John Hinderaker at Powerline had a private conversation yesterday with a “senior, elected Republican official.” During their talk, the GOP leader noted that Democrats, more than ever, are the party of special interests, as reflected by their perverse policy decisions. He offered several, often-cited examples:
* They want to destroy the secret ballot in union elections, the cornerstone of labor democracy. Why? Because they are owned by the unions.
* They allowed our ability to spy on terrorists to lapse for a period of time, thereby threatening our national security. Why? Because they are owned by the plaintiffs' lawyers who were determined to sue telecoms.
* They try to block energy production, even though they know that the effects on our economy will be disastrous. Why? Because they are owned by the Sierra Club and other "environmentalist" groups.
What Mr. Hinderaker finds surprising isn’t the fact that Democrats can be bought, but rather, their sustained treatment as the “home team of politics by essentially every reporter and editor in the business.”
We beg to disagree. When more that 80% of the national press corps pulls the lever for a Democrat during each presidential election, you can expect fawning coverage for the media’s favorite political party.
But there’s another elephant in the room (pun intended), that’s ignored by both John Hinderaker and that unnamed GOP official. Why haven’t Republicans mounted a more spirited challenge to these Democratic positions—and the special interests that support them. Some would argue that the GOP has done that; the recent FISA extension bill was a major victory for President Bush, crafted on his terms, not those of Democratic special interests.
However, the Democrats still dominated the public debate, depicting terrorist surveillance as “spying” on ordinary Americans. Recent opinion polls show that many voters still have misgivings about the program, despite proven success in identifying terrorists in our midst.
Each of the issues identified by the Republican leader positively cry out for a devastating TV ad campaigns, highlighting the dangers of these Democratic positions. Unfortunately, such ads are few and far between, even in an election year. And it’s not a shortage of cash; the RNC has more on hand than Howard Dean and the Democrats.
The real problem is a lack of political willpower. GOP leaders are unwilling to take on Democratic special interests with any consistency, fearing that some members of those groups will vote against them, or (worse yet) The New York Times might criticize them editorially. Memo to the GOP: Get over it, and get on with it. Those interest groups will never vote Republican in substantial numbers, and the Times won’t support you either.
Meanwhile, there are millions of voters who want Republicans to take a stand in favor of expanded energy production, lower taxes and winning the war on terrorism, among other issues. But effective counter punches on those issues have been relatively few and far between.
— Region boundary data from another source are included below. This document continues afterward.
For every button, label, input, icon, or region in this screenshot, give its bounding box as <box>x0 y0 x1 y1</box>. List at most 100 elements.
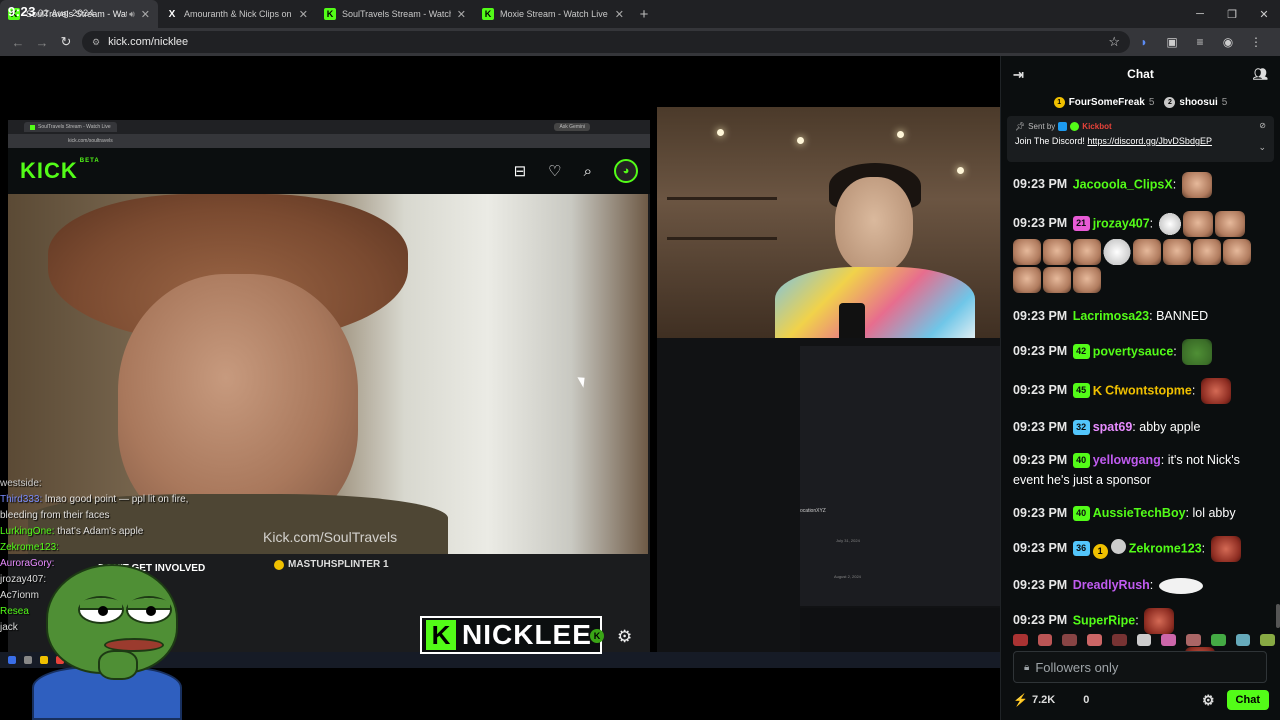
chat-input-placeholder: Followers only <box>1035 659 1119 675</box>
maximize-icon[interactable]: ❐ <box>1216 0 1248 28</box>
emote-icon[interactable] <box>1181 172 1212 198</box>
emote-icon[interactable] <box>1223 239 1251 265</box>
chat-message: 09:23 PM 21 jrozay407: <box>1013 211 1269 293</box>
lock-icon: 🔒︎ <box>1024 661 1030 673</box>
emote-strip[interactable] <box>1013 633 1275 647</box>
chevron-down-icon[interactable]: ⌄ <box>1258 142 1266 153</box>
top-gifters: 1 FourSomeFreak 5 2 shoosui 5 <box>1001 92 1280 112</box>
back-icon[interactable]: ← <box>6 30 30 54</box>
emote-icon[interactable] <box>1013 239 1041 265</box>
stream-video-player[interactable]: SoulTravels Stream - Watch Live Ask Gemi… <box>0 56 1000 720</box>
profile-icon[interactable]: ◉ <box>1214 30 1242 54</box>
forward-icon[interactable]: → <box>30 30 54 54</box>
emote-icon[interactable] <box>1214 211 1245 237</box>
kick-icon[interactable]: K <box>590 629 604 643</box>
emote-icon[interactable] <box>1103 239 1131 265</box>
kick-k-logo: K <box>426 620 456 650</box>
bookmark-star-icon[interactable]: ☆ <box>1108 34 1120 50</box>
kicks-icon[interactable]: ⚡ <box>1013 693 1028 707</box>
hawaiian-shirt <box>775 267 975 338</box>
message-time: 09:23 PM <box>1013 177 1068 192</box>
chat-username[interactable]: DreadlyRush <box>1073 578 1150 592</box>
chat-message: 09:23 PM 40 AussieTechBoy: lol abby <box>1013 506 1236 521</box>
minimize-icon[interactable]: ─ <box>1184 0 1216 28</box>
chat-input[interactable]: 🔒︎ Followers only <box>1013 651 1267 683</box>
emote-icon[interactable] <box>1133 239 1161 265</box>
emote-icon[interactable] <box>1158 213 1181 235</box>
watermark: Kick.com/SoulTravels <box>263 529 398 545</box>
chat-username[interactable]: jrozay407 <box>1093 216 1150 230</box>
chat-settings-gear-icon[interactable]: ⚙ <box>1202 692 1215 709</box>
overlay-chat-line: Third333: lmao good point — ppl lit on f… <box>0 494 189 505</box>
menu-kebab-icon[interactable]: ⋮ <box>1242 30 1270 54</box>
emote-icon[interactable] <box>1193 239 1221 265</box>
close-tab-icon[interactable]: ✕ <box>299 8 308 21</box>
close-tab-icon[interactable]: ✕ <box>457 8 466 21</box>
hide-pin-icon[interactable]: ⊘ <box>1259 121 1266 130</box>
chat-username[interactable]: AussieTechBoy <box>1093 506 1186 520</box>
chat-scrollbar[interactable] <box>1276 604 1280 628</box>
reading-list-icon[interactable]: ≡ <box>1186 30 1214 54</box>
message-time: 09:23 PM <box>1013 613 1068 628</box>
discord-link[interactable]: https://discord.gg/JbvDSbdgEP <box>1087 136 1212 146</box>
chat-username[interactable]: SuperRipe <box>1073 613 1136 627</box>
chat-message: 09:23 PM Lacrimosa23: BANNED <box>1013 309 1209 323</box>
speaker-icon[interactable]: 🔊︎ <box>129 9 135 20</box>
close-tab-icon[interactable]: ✕ <box>615 8 624 21</box>
kick-favicon-icon: K <box>324 8 336 20</box>
chat-username[interactable]: Zekrome123 <box>1129 541 1202 555</box>
window-controls: ─ ❐ ✕ <box>1184 0 1280 28</box>
emote-icon[interactable] <box>1182 339 1213 365</box>
emote-icon[interactable] <box>1182 211 1213 237</box>
emote-icon[interactable] <box>1163 239 1191 265</box>
top-gifter[interactable]: 2 shoosui 5 <box>1164 96 1227 108</box>
vip-badge-icon: K <box>1092 383 1103 399</box>
captured-side-panel: ocationXYZ July 31, 2024 August 2, 2024 <box>800 346 1000 606</box>
collapse-chat-icon[interactable]: ⇥ <box>1013 67 1024 83</box>
emote-icon[interactable] <box>1013 267 1041 293</box>
extensions-puzzle-icon[interactable]: ▣ <box>1158 30 1186 54</box>
close-icon[interactable]: ✕ <box>1248 0 1280 28</box>
emote-icon[interactable] <box>1144 608 1175 634</box>
emote-icon[interactable] <box>1200 378 1231 404</box>
chat-username[interactable]: povertysauce <box>1093 344 1174 358</box>
extension-icon[interactable]: ◗ <box>1130 30 1158 54</box>
chat-username[interactable]: Lacrimosa23 <box>1073 309 1149 323</box>
tab-title: Moxie Stream - Watch Live on K <box>500 9 609 19</box>
address-bar[interactable]: ⚙ kick.com/nicklee ☆ <box>82 31 1130 53</box>
chat-message: 09:23 PM 45 K Cfwontstopme: <box>1013 378 1269 404</box>
emote-icon[interactable] <box>1043 239 1071 265</box>
browser-tab[interactable]: K Moxie Stream - Watch Live on K ✕ <box>474 0 632 28</box>
chat-message-list: 09:23 PM Jacooola_ClipsX: 09:23 PM 21 jro… <box>1001 172 1279 686</box>
message-time: 09:23 PM <box>1013 578 1068 592</box>
chat-username[interactable]: spat69 <box>1093 420 1133 434</box>
send-chat-button[interactable]: Chat <box>1226 690 1269 710</box>
message-time: 09:23 PM <box>1013 541 1068 556</box>
reload-icon[interactable]: ↻ <box>54 30 78 54</box>
pinned-message[interactable]: 📌︎ Sent by Kickbot Join The Discord! htt… <box>1007 116 1274 162</box>
settings-gear-icon[interactable]: ⚙ <box>617 627 632 647</box>
pinned-sender[interactable]: Kickbot <box>1082 122 1111 131</box>
chat-username[interactable]: Cfwontstopme <box>1105 383 1192 397</box>
points-count: 0 <box>1083 694 1090 706</box>
close-tab-icon[interactable]: ✕ <box>141 8 150 21</box>
new-tab-button[interactable]: + <box>632 0 656 28</box>
emote-icon[interactable] <box>1158 577 1203 594</box>
message-time: 09:23 PM <box>1013 420 1068 434</box>
site-info-icon[interactable]: ⚙ <box>92 37 100 48</box>
browser-tab[interactable]: X Amouranth & Nick Clips on X ✕ <box>158 0 316 28</box>
browser-tab[interactable]: K SoulTravels Stream - Watch Live ✕ <box>316 0 474 28</box>
emote-icon[interactable] <box>1043 267 1071 293</box>
emote-icon[interactable] <box>1073 239 1101 265</box>
clock-overlay: 9:23 02 Aug 2024 <box>8 4 95 19</box>
overlay-chat-line: Zekrome123: <box>0 542 59 553</box>
message-time: 09:23 PM <box>1013 383 1068 398</box>
chat-username[interactable]: Jacooola_ClipsX <box>1073 177 1173 191</box>
top-gifter[interactable]: 1 FourSomeFreak 5 <box>1053 96 1154 108</box>
emote-icon[interactable] <box>1073 267 1101 293</box>
overlay-chat-line: LurkingOne: that's Adam's apple <box>0 526 144 537</box>
emote-icon[interactable] <box>1210 536 1241 562</box>
chatters-icon[interactable]: 👥︎ <box>1253 67 1268 81</box>
avatar: ◕ <box>614 159 638 183</box>
chat-username[interactable]: yellowgang <box>1093 453 1161 467</box>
One of the first rules of boxing (and politics) is the need to jab and counter-punch; in those areas, the GOP remains woefully inept.
That’s another reason that Tony Snow will be missed by the conservative rank-and-file. As presidential press secretary, Mr. Snow was an incredibly effective advocate for Bush Administration policies, and willing to take on the press corps in defending them. In many respects, Tony's daily briefings were the administration's most effective bully pulpit, and no one, repeat no one, has been able to duplicate his performance.
Will the next Tony Snow please step forward? Better yet, will someone tell the GOP that Barack Obama's flip-flops (and the Democrats' disastrous energy policies) represent political issues that are prime for exploitation, if the Republicans will rise to the occasion.
Appearing on Fox News last night, Dick Morris observed that "Drill Here, Drill Now, Pay Less," was the first position the GOP had successfully articulated in the last four years. Such is the state of Republican leadership. With all due respect to Mr. Hinderaker's friend, the GOP would be better off trying to exploit political openings, and worrying less about the same old special interests that have controlled the Democratic party for decades.